In Textiles, as is traditional, each student presents the original swatches and speculative garments formed from their designs, alongside a biographical note explaining where they’re off to next. It’s a nice touch, communicating a hopeful message of a bright future which is in marked contrast to the doubt-laden atmosphere of the BA degree shows. Claire Dow, off to study Textiles at Edinburgh College of Art, shows off some beautiful abstracted floral print designs. Aiyana Smiley’s fleshy forms and embroidered furry garments (shoes?) suspended within a metal cage structure reveal a flair for the dramatic. Fittingly, she’s off to study Performance Costume at ECA.

The Contemporary Art Practice course has a fine art focus, offering students the environment to experiment, to investigate processes and challenge themselves. Says lecturer Alan Holligan, “We offer a very broad range of contemporary practices so people can specialise in sculpture, 2D practices, 3D practices or mixed practice. Usually they make decisions based on the courses they specifically want to go to, wherever that might be. They’re encouraged to work into areas that we as lecturers don’t necessarily have expertise in. I think in some courses they’re supposed to stay within the knowledge of their lecturer, which is why there’s often an emphasis on painting, an emphasis on sculpture, whereas we’re very clear that the students’ ambition shouldn’t be set by our skillset. They need to outreach that and often we have to keep up with them, which is good for everybody concerned.”

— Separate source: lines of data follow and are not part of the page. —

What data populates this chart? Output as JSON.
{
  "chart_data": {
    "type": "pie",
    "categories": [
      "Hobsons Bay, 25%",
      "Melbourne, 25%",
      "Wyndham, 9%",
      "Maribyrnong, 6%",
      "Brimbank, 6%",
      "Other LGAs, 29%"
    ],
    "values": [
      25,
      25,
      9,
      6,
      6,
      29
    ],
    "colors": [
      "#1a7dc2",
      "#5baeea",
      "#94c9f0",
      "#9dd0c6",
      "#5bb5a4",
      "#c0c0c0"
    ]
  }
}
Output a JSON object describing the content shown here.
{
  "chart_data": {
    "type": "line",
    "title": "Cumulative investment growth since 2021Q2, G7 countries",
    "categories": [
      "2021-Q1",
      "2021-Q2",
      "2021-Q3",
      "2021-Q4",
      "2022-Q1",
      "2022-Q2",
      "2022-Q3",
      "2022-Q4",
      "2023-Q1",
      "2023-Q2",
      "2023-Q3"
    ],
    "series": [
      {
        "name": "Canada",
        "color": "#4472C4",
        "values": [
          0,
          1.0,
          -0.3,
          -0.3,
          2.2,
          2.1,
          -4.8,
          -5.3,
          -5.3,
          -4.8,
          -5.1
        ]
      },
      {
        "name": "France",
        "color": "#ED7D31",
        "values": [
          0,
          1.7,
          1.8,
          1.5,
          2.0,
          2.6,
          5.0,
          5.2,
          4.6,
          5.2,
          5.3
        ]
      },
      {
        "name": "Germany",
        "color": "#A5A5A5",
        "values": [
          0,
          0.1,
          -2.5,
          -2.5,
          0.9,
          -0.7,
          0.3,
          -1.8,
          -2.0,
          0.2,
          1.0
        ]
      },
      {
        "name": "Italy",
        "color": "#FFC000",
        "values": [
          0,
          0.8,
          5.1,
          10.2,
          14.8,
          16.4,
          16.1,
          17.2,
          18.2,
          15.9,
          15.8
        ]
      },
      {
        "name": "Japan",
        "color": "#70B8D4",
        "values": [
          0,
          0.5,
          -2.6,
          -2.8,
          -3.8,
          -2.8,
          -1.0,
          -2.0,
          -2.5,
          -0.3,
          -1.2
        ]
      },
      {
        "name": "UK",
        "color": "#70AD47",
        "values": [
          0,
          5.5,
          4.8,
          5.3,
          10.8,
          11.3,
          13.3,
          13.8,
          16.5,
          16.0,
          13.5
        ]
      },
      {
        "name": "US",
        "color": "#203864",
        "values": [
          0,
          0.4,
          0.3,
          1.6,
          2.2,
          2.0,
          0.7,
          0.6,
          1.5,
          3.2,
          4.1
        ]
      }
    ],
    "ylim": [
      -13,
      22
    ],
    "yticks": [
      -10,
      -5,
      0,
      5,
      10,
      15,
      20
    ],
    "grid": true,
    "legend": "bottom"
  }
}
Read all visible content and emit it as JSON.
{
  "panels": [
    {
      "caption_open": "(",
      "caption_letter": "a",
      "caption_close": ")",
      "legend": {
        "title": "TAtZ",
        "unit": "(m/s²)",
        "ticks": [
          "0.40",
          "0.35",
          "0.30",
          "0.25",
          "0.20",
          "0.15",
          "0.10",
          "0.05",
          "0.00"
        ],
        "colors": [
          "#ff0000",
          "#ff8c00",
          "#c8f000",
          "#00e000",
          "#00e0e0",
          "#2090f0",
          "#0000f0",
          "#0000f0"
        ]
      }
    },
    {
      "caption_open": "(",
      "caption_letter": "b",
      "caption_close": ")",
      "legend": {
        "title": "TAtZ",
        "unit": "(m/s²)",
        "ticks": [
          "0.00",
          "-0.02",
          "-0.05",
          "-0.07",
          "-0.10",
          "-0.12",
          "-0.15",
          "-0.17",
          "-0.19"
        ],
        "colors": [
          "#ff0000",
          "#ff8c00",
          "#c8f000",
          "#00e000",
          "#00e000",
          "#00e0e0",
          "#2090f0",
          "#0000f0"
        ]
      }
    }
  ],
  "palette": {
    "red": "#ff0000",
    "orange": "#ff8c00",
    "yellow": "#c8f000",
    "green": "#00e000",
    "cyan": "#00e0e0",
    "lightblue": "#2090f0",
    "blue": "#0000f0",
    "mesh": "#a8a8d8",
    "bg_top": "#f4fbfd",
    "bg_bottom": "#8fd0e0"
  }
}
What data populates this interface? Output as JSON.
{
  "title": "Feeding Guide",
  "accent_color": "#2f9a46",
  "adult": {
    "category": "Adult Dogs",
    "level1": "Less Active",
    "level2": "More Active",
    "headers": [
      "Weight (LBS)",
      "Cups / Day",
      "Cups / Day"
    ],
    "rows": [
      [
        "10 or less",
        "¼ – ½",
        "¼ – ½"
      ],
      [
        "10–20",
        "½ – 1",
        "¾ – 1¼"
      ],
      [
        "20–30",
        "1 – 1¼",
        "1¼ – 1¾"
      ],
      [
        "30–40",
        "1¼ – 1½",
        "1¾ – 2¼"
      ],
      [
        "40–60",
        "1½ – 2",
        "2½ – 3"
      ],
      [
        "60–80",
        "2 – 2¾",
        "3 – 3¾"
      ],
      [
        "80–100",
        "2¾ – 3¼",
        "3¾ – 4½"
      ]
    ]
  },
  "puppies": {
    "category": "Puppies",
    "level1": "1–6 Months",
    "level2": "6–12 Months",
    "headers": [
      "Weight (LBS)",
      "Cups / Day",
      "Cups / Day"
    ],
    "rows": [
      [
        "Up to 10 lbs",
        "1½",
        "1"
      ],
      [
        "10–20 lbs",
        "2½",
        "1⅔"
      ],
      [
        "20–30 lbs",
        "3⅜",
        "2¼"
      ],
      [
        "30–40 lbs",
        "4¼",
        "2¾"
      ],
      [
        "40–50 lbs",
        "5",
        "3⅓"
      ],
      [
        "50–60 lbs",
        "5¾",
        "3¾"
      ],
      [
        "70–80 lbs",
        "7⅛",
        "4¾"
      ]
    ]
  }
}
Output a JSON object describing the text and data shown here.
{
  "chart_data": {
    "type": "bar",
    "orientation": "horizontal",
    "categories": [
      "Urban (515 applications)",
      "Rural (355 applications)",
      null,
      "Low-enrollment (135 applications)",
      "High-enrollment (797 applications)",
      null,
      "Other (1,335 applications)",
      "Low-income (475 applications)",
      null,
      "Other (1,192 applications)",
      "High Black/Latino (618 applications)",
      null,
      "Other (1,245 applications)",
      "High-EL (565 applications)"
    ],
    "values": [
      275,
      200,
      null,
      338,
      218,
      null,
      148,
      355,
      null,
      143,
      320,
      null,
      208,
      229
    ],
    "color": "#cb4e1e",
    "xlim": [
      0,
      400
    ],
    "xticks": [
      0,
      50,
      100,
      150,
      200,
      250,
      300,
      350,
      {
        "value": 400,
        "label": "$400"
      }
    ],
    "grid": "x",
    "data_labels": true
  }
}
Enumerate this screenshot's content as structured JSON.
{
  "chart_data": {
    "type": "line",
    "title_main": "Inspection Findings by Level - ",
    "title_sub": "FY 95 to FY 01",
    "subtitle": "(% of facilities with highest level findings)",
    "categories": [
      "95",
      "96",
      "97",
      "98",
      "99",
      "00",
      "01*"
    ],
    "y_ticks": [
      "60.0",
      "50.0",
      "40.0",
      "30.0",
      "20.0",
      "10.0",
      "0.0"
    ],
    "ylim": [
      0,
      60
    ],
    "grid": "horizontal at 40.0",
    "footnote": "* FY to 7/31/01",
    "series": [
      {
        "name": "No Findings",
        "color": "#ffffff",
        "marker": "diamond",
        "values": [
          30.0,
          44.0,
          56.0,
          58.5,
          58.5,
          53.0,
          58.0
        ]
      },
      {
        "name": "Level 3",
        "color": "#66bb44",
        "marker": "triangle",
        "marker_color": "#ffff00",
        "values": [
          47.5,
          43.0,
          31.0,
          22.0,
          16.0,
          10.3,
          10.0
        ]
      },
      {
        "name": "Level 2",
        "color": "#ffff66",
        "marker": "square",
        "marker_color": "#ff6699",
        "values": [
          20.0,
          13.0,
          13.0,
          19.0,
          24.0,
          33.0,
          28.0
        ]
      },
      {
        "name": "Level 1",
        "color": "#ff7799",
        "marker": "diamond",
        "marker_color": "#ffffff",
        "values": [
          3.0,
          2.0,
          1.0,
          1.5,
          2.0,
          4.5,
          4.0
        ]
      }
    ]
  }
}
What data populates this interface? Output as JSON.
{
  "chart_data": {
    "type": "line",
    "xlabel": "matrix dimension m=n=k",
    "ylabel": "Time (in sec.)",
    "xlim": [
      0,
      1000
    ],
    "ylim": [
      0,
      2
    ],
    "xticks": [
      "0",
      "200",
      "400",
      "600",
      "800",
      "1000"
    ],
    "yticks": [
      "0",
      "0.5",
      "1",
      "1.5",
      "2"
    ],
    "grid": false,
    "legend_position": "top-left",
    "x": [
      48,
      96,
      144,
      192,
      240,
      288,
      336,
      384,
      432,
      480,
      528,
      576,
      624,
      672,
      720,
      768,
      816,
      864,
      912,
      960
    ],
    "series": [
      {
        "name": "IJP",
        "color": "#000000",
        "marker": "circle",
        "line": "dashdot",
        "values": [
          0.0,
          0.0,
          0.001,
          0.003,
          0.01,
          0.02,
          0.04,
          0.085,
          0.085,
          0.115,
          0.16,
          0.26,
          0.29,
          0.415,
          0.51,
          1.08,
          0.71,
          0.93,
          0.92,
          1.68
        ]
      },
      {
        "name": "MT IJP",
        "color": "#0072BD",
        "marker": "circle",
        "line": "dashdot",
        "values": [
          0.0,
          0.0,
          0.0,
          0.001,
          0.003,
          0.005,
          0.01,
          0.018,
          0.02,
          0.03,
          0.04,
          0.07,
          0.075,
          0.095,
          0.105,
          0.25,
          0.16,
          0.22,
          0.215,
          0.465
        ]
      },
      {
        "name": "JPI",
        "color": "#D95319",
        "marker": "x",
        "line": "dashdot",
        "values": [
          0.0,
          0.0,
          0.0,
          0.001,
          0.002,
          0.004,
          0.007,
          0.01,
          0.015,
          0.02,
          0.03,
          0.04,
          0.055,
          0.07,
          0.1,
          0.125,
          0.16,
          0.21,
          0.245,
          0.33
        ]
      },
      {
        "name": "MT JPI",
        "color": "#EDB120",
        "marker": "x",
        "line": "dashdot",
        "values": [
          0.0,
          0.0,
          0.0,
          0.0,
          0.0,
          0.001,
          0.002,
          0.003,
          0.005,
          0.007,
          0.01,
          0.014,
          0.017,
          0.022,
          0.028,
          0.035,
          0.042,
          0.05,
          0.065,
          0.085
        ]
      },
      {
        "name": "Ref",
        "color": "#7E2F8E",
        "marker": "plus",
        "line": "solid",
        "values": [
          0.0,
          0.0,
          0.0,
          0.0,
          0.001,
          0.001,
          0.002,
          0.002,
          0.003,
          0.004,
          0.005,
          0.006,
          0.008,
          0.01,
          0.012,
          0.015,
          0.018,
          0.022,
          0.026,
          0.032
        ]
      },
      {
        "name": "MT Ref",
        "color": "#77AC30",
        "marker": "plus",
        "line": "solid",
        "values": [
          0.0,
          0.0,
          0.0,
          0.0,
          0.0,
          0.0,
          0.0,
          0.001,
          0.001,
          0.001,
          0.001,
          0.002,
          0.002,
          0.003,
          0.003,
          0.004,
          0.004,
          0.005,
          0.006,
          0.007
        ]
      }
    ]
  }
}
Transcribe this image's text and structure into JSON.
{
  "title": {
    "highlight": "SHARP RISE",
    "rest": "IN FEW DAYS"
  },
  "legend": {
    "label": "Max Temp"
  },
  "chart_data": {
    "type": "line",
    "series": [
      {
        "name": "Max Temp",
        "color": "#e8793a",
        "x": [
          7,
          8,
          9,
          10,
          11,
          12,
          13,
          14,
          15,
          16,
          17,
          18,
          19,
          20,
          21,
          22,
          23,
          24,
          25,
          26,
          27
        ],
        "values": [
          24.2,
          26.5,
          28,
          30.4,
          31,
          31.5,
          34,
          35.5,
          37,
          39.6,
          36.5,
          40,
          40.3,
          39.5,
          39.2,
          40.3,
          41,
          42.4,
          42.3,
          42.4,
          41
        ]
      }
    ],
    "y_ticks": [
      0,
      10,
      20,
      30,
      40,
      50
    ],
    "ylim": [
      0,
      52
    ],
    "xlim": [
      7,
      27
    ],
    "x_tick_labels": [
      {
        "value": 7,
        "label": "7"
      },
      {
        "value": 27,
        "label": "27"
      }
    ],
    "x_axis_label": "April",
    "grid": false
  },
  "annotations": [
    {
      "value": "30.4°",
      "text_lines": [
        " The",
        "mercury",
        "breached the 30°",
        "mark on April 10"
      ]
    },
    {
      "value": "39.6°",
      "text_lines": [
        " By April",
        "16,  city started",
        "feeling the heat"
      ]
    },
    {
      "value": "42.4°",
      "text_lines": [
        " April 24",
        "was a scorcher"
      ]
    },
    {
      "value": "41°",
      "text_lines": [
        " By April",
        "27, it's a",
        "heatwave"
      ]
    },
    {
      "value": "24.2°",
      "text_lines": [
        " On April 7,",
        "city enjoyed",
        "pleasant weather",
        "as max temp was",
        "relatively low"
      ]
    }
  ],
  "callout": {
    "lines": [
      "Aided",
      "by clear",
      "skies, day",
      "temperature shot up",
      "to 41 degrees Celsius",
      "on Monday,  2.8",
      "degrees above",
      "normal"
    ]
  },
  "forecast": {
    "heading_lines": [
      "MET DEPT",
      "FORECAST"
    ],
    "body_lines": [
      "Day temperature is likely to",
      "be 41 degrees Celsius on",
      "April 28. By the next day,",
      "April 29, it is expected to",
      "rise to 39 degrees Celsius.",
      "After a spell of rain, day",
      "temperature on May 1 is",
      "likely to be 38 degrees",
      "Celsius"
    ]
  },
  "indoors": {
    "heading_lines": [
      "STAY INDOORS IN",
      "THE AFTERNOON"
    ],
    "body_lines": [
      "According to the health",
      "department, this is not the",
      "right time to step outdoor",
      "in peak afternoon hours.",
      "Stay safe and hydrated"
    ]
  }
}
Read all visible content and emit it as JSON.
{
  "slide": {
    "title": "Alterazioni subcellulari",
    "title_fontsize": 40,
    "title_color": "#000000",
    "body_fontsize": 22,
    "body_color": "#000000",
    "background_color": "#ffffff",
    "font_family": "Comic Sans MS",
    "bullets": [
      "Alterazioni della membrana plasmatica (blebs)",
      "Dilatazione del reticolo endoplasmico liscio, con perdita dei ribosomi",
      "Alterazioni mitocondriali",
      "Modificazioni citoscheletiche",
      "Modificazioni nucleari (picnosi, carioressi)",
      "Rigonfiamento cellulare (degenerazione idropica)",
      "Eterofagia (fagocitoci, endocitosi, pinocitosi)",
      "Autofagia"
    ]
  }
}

This year’s class first exhibited in the working professional environment that is the Edinburgh Sculpture Workshop, before transferring a pared-down version of the show to Summerhall. They’re a mixed bunch, exploring a wide variety of disciplines with varying degrees of success. Still at an experimental stage in their practice, this is to be expected. However, some students display a striking level of ambition, notably Jay Easton, who delves into the realms of technology to present work which aims to pose challenging questions. In ESW, two iPhones communicate with one another, displaying the mundane chatter between a couple. With the human protagonists removed from the equation, the relationship is reduced to two screens interacting eerily.

In Summerhall, Easton displays two QR codes, one on a slate (redolent of history, sculpture, early man) and one on a box afixed to the wall. A hasty download of a QR scanner (the technology seems a bit retro already, ironically) reveals the works to link to texts on his blog meditating on the dangers of an unconsidered embrace of technology, and the parallels of Pandora’s box, respectively.

He's now off to GSA to delve further into his research. Like many in the Let's Glow showcase, Easton is at an interesting point in his development. The bright prospects each has before them suggests this will not be the last we hear of them.